Pour le reste, je ne crois pas que les maires se précipitent pour demander la création d'EPEP dans leur ville. Sur ce site, il suffit de chercher, mais je me souviens qu'il y a eu un sondage qui montrait que les maires n'étaient pas partie prenante. Et ce sondage a été commandé par eux, si je me souviens bien.
Il y a l'affaire de Nogent que je ne comprends pas, moi non plus. Mais ce n'est pas parce qu'un maire UMP fait du zèle que c'est le cas de la majorité de ses confrères. Des regroupements ont lieu. Rien de nouveau. C'est un phénomène qui existe depuis longtemps. Rien à voir avec les EPEP. Je ne crois pas comme toi au complot IA - maires... Non. Et encore moins "au regret des syndicats d'avoir négligé les dirlos". Mais là tu fais allusion au snuipp.  
marco - le 05/04/2009 à 14h57
Excuse pour le vous, raccourci trop rapide j'en conviens.

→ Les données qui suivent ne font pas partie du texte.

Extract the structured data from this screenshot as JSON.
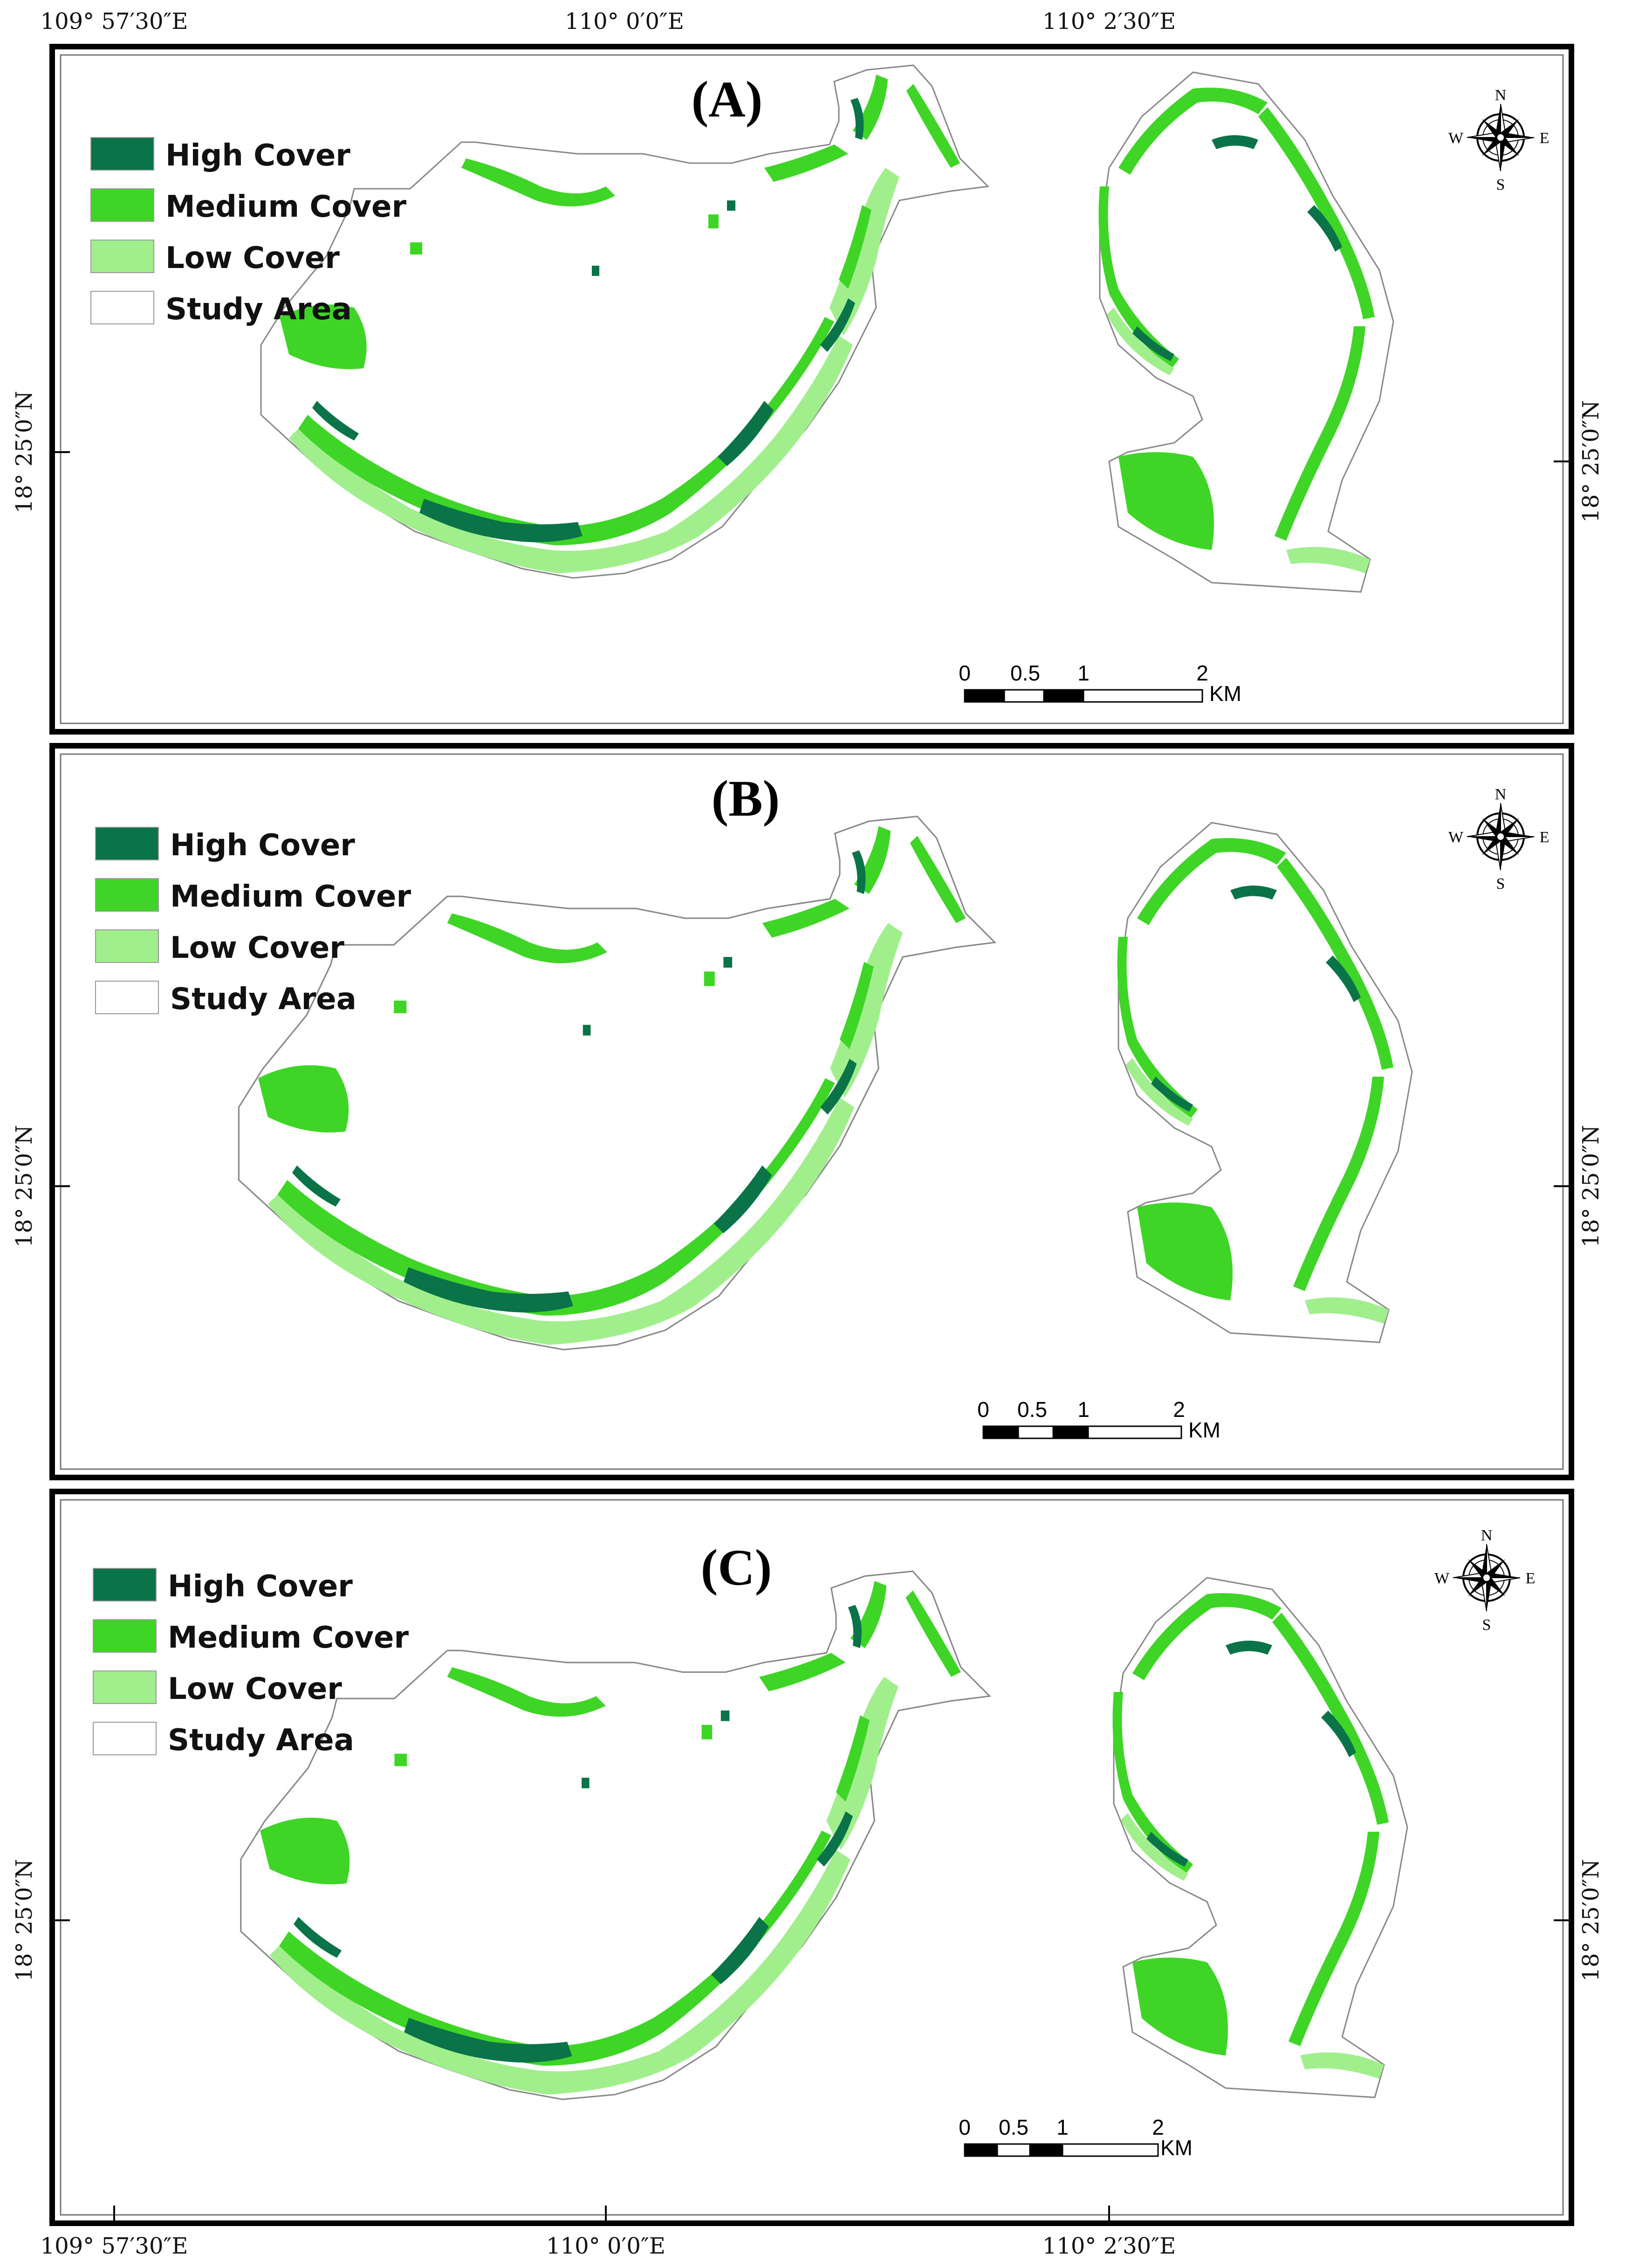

Maintenant je ne ferais pas forcément confiance au sondage des Maires. Il est à mon avis plus, pour la majorité, une réponse à une question "mal connue" et sutout qu'ils n'avaient pas envisagé particulièrement. Ils ont d'autres chats à fouetter.

Peu avaient une position de principe étayée (dans une sens ou dans l'autre). Pour te donner un exemple, l'an dernier, "Mon"Maire, pourtant conseiller général et membre de la commission scolaire (je crois qu'il appelle cela comme cela) n'avait jamais entendu parler du sigle EPEP. Le Conseil général non plus. En fait, ce n'était pas une question.

Aujourd'hui, autres moeurs. Il y a de la négo dans l'air, à mon avis sous influence IA. Le mouvement l'illustre.
Fermeture de classe décidée, confirmée dansle RPI d'à côté. (un village perd son école) Le lendemain, Annulée mais en compensation, le RPI concerné se regroupe avec le RPI voisin pour former une entitée à 10/11 classes.

Beaucoup de Maires n'aimaient pas l'idée de se fourrer dans un guépier à forte opposition avec l'EPEP. Mais, avec le SMA, les fermetures, les stages, l'AP, qui leur mettent pas mal la pression, ils commencent à se dire que quitte à avoir les emmer.. autant pouvoir dire son mot.

Le temps politique n'est pas notre temps à nous. Ce qui n'était pas leur tasse de thé hier, peut l'être aujourd'hui.